Harry had figured out what he wanted to say. "Right now, she's got all the power, and I'm vulnerable to attack, and when that's happened before, she hasn't always been gentle to me. If that should happen right now, I don't know that I could handle it at all..." He looked up at Daniel, and suddenly his solemn face broke into a weak smile, almost childlike. "Tell me, how is she?"

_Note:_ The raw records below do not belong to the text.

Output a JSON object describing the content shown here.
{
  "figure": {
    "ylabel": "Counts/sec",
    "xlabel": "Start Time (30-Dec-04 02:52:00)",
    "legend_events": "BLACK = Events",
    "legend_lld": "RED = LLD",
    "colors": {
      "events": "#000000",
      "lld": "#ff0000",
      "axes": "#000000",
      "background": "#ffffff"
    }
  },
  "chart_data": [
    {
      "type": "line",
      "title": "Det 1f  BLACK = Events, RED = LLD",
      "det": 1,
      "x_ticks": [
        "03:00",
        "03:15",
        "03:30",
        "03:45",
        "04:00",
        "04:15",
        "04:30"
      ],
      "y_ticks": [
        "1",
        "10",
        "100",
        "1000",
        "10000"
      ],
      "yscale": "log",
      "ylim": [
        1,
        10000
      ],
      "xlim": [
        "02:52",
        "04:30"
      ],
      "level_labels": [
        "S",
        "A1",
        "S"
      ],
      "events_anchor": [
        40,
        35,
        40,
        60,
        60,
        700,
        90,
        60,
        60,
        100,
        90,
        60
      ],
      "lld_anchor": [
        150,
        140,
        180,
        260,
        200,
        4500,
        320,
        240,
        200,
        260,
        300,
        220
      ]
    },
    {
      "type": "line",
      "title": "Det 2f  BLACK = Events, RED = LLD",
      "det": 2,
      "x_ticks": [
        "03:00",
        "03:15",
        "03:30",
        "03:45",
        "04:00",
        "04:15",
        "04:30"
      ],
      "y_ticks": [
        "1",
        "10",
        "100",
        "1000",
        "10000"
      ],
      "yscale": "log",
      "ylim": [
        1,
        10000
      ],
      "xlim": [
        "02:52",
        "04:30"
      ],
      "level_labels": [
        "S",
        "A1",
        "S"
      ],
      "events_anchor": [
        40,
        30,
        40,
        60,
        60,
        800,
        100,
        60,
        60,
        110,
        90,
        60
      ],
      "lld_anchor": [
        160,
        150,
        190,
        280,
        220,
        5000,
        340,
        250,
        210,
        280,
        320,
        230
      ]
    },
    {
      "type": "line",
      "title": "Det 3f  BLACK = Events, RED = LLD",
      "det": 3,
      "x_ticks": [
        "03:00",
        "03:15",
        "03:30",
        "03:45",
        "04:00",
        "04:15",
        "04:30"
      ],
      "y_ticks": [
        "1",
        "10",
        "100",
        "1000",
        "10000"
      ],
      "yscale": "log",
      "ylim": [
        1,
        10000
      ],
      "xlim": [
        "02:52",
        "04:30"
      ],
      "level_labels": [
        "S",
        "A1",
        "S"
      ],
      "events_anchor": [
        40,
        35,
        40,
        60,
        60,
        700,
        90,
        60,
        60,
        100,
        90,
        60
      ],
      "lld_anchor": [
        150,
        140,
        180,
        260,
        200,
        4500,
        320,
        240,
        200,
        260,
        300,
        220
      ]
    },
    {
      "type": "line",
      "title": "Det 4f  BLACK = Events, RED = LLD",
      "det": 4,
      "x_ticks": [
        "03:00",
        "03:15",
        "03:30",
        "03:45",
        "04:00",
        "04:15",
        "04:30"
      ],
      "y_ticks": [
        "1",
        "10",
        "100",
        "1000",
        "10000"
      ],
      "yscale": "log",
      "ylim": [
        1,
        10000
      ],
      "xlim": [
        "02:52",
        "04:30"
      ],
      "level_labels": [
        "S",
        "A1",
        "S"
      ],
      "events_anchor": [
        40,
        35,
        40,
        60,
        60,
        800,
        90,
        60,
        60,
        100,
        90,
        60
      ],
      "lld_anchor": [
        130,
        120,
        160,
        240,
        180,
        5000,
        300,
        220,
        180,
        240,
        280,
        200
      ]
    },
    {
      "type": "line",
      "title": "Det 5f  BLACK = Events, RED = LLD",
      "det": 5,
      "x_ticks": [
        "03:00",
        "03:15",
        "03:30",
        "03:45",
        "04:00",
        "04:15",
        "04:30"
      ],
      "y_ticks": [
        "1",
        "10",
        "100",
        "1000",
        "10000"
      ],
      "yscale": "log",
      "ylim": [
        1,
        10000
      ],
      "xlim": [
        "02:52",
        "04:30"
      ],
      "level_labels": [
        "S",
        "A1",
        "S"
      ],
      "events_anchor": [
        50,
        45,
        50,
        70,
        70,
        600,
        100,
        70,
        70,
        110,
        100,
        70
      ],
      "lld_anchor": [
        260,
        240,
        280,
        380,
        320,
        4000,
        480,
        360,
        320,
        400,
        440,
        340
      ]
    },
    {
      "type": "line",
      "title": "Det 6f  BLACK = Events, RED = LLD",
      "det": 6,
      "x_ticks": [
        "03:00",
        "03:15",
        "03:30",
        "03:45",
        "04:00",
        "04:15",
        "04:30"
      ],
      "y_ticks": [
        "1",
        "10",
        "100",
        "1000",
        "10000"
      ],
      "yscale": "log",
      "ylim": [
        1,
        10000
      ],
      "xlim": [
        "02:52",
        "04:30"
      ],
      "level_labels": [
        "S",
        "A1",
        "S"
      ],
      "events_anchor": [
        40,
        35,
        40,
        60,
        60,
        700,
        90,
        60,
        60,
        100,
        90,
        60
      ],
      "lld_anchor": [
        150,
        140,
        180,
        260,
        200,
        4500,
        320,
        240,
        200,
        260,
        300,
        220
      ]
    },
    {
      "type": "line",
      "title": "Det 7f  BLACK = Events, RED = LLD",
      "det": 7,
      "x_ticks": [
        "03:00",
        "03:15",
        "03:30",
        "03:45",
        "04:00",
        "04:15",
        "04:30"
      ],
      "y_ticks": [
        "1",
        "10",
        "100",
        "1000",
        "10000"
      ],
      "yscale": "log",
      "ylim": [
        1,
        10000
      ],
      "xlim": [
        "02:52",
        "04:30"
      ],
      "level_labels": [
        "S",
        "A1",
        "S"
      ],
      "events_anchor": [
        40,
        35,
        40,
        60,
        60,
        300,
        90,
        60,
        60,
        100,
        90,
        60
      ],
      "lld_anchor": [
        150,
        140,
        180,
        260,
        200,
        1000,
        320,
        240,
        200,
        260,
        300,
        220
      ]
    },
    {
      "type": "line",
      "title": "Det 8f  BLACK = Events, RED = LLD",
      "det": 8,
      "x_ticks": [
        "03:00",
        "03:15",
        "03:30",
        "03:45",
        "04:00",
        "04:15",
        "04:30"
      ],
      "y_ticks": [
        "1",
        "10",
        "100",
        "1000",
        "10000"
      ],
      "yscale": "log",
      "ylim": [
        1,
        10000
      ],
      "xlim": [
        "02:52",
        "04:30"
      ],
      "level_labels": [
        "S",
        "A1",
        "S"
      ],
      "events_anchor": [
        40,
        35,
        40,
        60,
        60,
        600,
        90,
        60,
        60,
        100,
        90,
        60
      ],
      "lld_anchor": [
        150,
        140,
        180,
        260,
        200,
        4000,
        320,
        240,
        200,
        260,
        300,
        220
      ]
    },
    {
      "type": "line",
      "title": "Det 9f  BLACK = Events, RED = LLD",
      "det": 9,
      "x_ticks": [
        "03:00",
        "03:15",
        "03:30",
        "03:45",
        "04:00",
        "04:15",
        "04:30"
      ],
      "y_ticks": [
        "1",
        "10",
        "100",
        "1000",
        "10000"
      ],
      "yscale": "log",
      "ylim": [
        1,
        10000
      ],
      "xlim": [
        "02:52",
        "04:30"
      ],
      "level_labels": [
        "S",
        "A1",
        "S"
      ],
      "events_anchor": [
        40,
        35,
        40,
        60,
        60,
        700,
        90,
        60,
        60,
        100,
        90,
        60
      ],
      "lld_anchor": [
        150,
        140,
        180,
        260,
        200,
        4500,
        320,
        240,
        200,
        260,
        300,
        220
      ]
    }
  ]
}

"Not very good," answered Daniel, taking a seat on the ancient couch opposite him. "I think you've really shaken her, Harry. You left once, and she came to find you -- maybe it was easier then, because it didn't mean so much. But now, it's devastatingly final, because everything that you'd held back, you've finally given her, in a way, at least, by admitting your love. But it can't work for long."

Harry looked surprised. "What do you mean? What can't work? I've given her that "proof" she wanted of my commitment, the commitment that's been there for nearly five years now."

"Was there, Harry. It's not proof if the commitment is no longer present, and it doesn't look to her like it is anymore, since you've left."

"But she wanted me gone! I'm only giving her what she wanted! I've done every stupid thing she's ever asked, jumped through every stupid hoop, and I can't tell which ones I'm not actually supposed to go through! I want to be there with her, showing her how much I care, every minute of my life, but she's the one who won't let me! I love her, damn it, and I've told her that. Why isn't that enough now?"

"I know, Harry. But there's a good reason it isn't quite enough to be her "proof" yet, at least to someone like her for whom the words are so important."

"Well, what is it already? I don't understand her!"

"The problem, Harry, is that it's too easy to say "I love you" if you leave immediately after."